Here’s the extended version of the first GET request:
With this expanded view, you’ll access additional data on query parameters with an accompanying code sample.
Although this much detail probably isn’t necessary for you, you can remember this page to show your developers later.
And this is just one example; the same comprehensive information is provided for every API functionality.
Some API references are even more extensive than this. For instance, Meta’s API reference is highly exhaustive, listing requirements and fields for its API functions.
Have a look at the requirements for the Album node:
This table outlines every requirement necessary for creating an Album, depending on the node type the Album is on.
Again, depending on your needs, this might be too technical, but your developers will certainly benefit from this page.
Some API references are written for such a complex service that there’s a dedicated long-form page for each functionality.
That’s how YouTube’s iframe Embeds are documented, for example.
Take a look:
The right-hand side hosts an extensive table of contents, each subheading containing information.
Just by glancing at this organization, you’ll discover you can control playback, retrieve video and playlist information, and add or remove an event listener.
With such a comprehensive reference, you’ll learn everything you need about the API for iframe Embeds.
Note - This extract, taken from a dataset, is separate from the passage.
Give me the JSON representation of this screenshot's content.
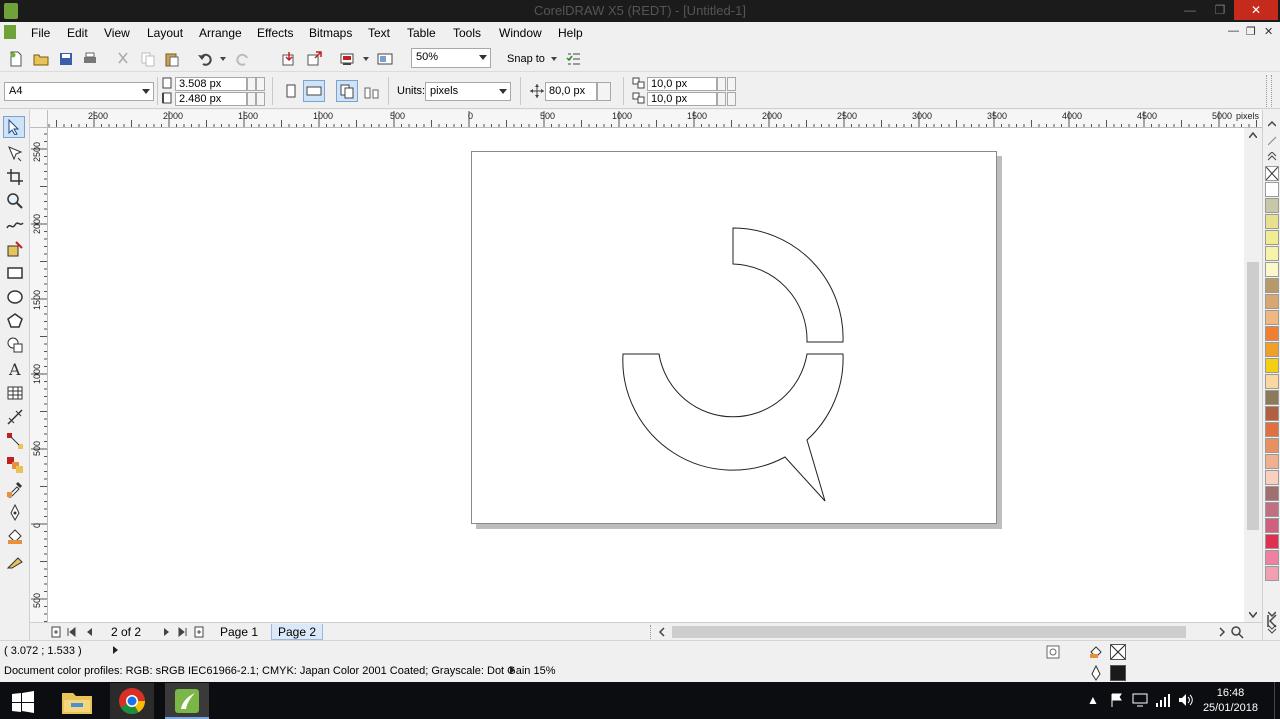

Read Through the Provided Tutorials
Now that you know if the API can perform the functions you need, it’s time to look at what precisely these operations look like.
The easiest method for this is reading through a tutorial. That way, you’ll get a fleshed-out preview of the API.
Tutorials walk you through using the API, a thorough yet straightforward guide on utilizing a particular functionality. However, they’re typically more detailed than a simple API reference.
For example, here’s one of Spotify’s API tutorials:
The tutorial provides step-by-step instructions on how to set up a Spotify Web API, guiding the reader through the exact workflow.
When reading through API tutorials, ensure they follow the same logical, clear-cut structure as Spotify’s API.
For such a tutorial to be effective, the order of operations should be obvious, so you can easily follow the instructions.
Furthermore, a good API tutorial also includes media such as screenshots and screen recordings. With these visuals, verifying you’re performing the correct steps is much easier.
Just take a look at Twitter’s API tutorials:
The written instructions are further explained with helpful screenshots, so the user knows exactly what to expect when following the tutorial.
When reading API documentation, look for such visuals, as they’re a sign of a well-composed tutorial.
However, your developers will want more than visuals; high-quality API tutorials also include code samples.
After all, such snippets are the easiest method for developers to understand the API’s inner workings.
Here’s a great example of a code-supplemented tutorial:
There are step-by-step instructions, and each section is complemented by a code sample so that developers know exactly what they’re dealing with.
If the tutorials you’re reading include such code snippets, this is a surefire indicator of high-quality API documentation.
APIs are extremely helpful, sophisticated software. They’re one of the chief reasons behind today’s interconnectivity and are utilized by most users daily.
However, using them without first reading the documentation is like trying to find a needle in a haystack. And by the way, Archbee can really help you with documenting your APIs.
Despite their usefulness, they’re also highly complex and sometimes difficult to understand.
Consequently, reading and understanding the documentation is vital to making intelligent business decisions.
Once you’re fluent in API documentation and learn how to read and understand API documentation, both senior management and the developer team will thank you for it—you’ll be a huge asset to the firm’s success.